Reach in with your handy-dandy circlip pliers, a good set of these are priceless when fighting a circlip in a confined area such as with the flange. These are Snap-On SRP5A pliers, and they work pretty well.

Once the circlip is removed, release the tension by backing the flange tool off

The flange most likely will pop off under the spring pressure and remove itself from the stub axle, but if it doesn't you can either thread in a couple M8 bolts into something solid behind the flange, and drive the flange off by evenly walking the bolts in....or you can reverse the use of the home made flange tool, and place the bars under the M8 bolts, and unscrew the bottom 17mm nut, and it will lift the flange off the axle stubs.

Once the flange is off, you'll be able to see the diff carrier taper bearing, and the stub axle, and then the bronze conical thrust ring. It very well may be in more than one piece. Normally, they are not a complete ring, and they do have a gap which looks like the ring has broken, but it is supposed to be there. If the ring is broken, it will be in more than one piece.
If it is broken in, say, 2 or 3 clean pieces, then it can be re-used, because once assembled, the pieces cannot go anywhere, and they'll still do their job.
They were added in there, along with the springs, to stop the stub axles from making a noise because of slop in the parts. The rings and springs add a bit of tension to the stub axles, and make them quiet. This tension is what is increased by the 40% and 80% shim kits.

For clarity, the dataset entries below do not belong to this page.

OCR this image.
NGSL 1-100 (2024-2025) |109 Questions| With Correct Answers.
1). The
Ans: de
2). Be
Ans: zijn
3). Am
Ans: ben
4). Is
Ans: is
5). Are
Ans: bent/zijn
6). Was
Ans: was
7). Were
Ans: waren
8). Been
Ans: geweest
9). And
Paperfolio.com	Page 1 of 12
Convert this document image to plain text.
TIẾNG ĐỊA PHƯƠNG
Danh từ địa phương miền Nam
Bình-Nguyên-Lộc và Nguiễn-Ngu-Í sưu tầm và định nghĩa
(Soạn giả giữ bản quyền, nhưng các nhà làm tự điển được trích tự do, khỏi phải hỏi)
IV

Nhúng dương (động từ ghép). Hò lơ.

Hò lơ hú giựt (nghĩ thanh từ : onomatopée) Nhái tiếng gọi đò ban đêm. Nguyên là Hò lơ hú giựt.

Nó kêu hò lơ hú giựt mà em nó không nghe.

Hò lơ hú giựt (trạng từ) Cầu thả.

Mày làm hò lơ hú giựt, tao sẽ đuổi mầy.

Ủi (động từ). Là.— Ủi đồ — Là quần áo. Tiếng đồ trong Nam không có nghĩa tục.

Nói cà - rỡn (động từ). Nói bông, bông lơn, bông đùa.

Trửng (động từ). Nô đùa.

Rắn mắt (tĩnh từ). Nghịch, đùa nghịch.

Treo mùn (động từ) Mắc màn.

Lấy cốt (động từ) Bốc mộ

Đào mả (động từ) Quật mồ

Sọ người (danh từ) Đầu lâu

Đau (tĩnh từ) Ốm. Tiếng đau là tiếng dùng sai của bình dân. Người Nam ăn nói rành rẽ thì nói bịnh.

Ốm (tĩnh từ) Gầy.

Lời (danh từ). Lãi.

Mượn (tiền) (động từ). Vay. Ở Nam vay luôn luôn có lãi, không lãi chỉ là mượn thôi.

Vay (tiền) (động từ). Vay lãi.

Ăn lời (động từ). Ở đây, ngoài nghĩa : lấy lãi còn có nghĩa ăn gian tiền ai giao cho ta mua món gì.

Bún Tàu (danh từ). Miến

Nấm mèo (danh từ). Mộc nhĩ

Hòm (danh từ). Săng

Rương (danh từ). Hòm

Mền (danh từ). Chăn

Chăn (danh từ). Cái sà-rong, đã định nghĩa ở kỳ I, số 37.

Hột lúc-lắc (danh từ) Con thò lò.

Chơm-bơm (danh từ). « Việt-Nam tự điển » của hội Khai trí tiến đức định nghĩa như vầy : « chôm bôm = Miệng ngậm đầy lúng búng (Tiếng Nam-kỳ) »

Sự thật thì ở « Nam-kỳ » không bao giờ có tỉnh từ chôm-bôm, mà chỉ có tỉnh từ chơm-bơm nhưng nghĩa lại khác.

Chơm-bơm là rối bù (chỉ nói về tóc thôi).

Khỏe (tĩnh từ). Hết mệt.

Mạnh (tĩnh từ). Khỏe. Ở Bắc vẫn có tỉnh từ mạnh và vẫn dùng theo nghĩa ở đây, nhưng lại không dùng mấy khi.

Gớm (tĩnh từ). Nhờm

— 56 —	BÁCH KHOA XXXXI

Here is a better pic of the split in the ring that looks like a crack. To get the ring out, use a small pick or screwdriver to spin the ring around, and this will break the surface tension of the oil, and allow it to be slid off of the shaft.

Here you can see the flange, the spring that fits onto the bottom of the flange, then the spring cap.

The install is pretty much the reverse of the removal, to remove the flange seal, simply lever it out once the flange is removed. Be sure to coat the new seal in trans fluid to allow the seal to be installed smoothly. Also pack the inside of the seal lips with grease.

Use a tube the right size to allow you to press the seal in fully...


There is a spring behind the dust lip of the seal, don't allow that lip to roll up or the spring could pop out, and result in a leak.
When installing the circlip, VW suggest the use of special tool 30-23 to help seat the circlip in the groove if needed. The special tool is just a tube with an ID of 26mm to fit over the stub axle, but still catch the circlip. Use it to knock the circlip in and seat it fully.
Instead of the special tool, you can simply walk around the circlip with a flatblade screwdriver, shoving it into the groove and seating it fully by tapping the screw driver with a hammer as you seat it. Start in the middle, and work your way to the each end of the clip until it is fully seated.

Pop in a new cap seal in the center of the flange, and the job is done.

A pic showing the 100mm next to a 90mm flange on the trans, the 90mm is on the bottom trans.

Where to measure across to get the 90mm or 100mm measurement.

You can also measure the inner CV joint itself, and determine the size.
Take a piece of string and wrap it around the inner CV joint, right where it fits into the flange.... mark the string where it meets itself, so you know how far it is around the CV joint. Measure the string.
A bit over 11" (11.13) and it is a 90mm
CV/flange.
Just under 12.5" (12.36) and it is a 100mm CV/flange.